The California State University system, which has 21 out of 23 campuses designated as HSIs, has a deferred maintenance backlog of about $4 billion and the need increases by about $307 million per year, as projected over the next 10 years, Soraya Coley, president of California State Polytechnic University, Pomona, told lawmakers and their staff at an HSI briefing. The University of La Verne, a private college designated as an HSI, has estimated $70 million over the next 10 years for facility maintenance.

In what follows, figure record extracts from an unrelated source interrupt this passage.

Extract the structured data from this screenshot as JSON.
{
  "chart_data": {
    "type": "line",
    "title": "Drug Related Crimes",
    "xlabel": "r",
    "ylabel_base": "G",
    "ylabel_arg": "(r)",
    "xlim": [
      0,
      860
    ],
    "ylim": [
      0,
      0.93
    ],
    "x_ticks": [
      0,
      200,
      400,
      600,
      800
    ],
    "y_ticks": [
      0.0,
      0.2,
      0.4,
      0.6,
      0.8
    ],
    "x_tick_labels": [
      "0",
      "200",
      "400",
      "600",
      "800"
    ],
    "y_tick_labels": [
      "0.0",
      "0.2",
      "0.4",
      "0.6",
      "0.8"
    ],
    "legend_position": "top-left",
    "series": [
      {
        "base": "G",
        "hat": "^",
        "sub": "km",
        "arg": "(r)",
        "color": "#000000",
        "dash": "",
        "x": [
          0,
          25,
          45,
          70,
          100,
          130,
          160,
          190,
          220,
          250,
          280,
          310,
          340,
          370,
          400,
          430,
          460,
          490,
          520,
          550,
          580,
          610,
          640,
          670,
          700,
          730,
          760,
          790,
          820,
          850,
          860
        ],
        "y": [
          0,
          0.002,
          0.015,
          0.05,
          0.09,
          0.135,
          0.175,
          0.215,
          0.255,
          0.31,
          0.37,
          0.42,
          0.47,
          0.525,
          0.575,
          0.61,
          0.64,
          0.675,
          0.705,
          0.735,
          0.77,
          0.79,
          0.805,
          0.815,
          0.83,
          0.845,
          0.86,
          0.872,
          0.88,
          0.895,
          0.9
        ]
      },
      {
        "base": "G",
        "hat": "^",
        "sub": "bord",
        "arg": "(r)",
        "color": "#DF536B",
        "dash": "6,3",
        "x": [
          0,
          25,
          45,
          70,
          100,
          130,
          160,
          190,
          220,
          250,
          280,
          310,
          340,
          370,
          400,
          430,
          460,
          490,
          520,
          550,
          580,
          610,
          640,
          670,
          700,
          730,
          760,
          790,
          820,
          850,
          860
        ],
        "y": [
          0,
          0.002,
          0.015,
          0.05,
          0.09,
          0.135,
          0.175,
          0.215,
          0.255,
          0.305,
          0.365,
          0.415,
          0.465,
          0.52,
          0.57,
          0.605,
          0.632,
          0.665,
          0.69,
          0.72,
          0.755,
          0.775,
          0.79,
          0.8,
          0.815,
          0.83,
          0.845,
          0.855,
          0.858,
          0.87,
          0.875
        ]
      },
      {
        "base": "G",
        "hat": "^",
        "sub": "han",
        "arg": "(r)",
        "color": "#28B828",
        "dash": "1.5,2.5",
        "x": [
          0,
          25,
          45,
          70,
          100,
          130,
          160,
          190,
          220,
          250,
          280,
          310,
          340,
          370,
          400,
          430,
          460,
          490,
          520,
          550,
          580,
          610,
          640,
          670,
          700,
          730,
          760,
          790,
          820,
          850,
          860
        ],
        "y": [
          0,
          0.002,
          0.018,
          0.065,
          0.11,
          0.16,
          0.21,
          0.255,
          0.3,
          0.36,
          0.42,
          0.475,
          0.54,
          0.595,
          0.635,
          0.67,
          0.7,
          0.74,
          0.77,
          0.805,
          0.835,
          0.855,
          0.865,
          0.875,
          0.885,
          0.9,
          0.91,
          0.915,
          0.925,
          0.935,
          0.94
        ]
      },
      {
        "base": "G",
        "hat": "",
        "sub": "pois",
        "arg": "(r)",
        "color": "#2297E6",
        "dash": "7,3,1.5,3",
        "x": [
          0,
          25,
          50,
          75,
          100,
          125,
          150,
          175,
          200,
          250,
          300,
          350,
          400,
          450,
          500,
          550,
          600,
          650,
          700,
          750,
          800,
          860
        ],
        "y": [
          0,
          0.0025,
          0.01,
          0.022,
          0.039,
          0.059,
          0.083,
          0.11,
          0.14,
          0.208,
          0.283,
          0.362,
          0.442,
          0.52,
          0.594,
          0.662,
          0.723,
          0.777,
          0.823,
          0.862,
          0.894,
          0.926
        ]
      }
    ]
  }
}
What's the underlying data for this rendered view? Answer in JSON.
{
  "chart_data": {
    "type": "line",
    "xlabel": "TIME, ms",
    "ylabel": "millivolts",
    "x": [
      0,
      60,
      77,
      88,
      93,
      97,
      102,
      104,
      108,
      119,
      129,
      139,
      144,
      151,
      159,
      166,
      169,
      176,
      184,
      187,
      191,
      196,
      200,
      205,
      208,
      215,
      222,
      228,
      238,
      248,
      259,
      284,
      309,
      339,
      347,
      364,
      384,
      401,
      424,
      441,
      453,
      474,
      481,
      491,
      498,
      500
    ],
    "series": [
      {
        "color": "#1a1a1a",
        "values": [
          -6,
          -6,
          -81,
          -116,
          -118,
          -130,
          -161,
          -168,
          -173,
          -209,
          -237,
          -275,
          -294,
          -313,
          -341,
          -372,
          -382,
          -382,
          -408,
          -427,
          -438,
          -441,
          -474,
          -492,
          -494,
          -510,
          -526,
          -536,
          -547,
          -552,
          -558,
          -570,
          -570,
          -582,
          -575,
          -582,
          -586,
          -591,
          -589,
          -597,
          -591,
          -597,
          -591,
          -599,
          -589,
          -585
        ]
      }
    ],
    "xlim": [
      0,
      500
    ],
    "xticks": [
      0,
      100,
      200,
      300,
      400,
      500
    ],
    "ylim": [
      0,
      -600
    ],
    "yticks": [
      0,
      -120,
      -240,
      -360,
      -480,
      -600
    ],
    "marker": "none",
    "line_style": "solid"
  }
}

Mike Flores, Alamo Colleges District chancellor, urged lawmakers at the briefing to establish an HSI capital financing program with an appropriation level of $10 billion to address pressing infrastructure needs.

Flores’ community college district of five campuses holds the only college in the nation — St. Philip's College in San Antonio — designated as both an HBCU and HSI. He told lawmakers that because HBCUs were appropriated more money than other universities and colleges in Covid relief packages, he’s seen firsthand at St. Philip’s College how the cash was used to also invest in technology enhancements on campus for their cyber, automotive and health programs. But the other four HSIs had to use their money on student aid, “due to the smaller amounts that they received, in contrast to the HBCU funds.”

“I do not want the focus … to be viewed as HSIs versus other minority serving institutions,” he said. “We do want to emphasize … that each HSI cohort of colleges and universities receive a fair share of funding proportionate to the number of institutions that it represents or to the number of students that we enroll.”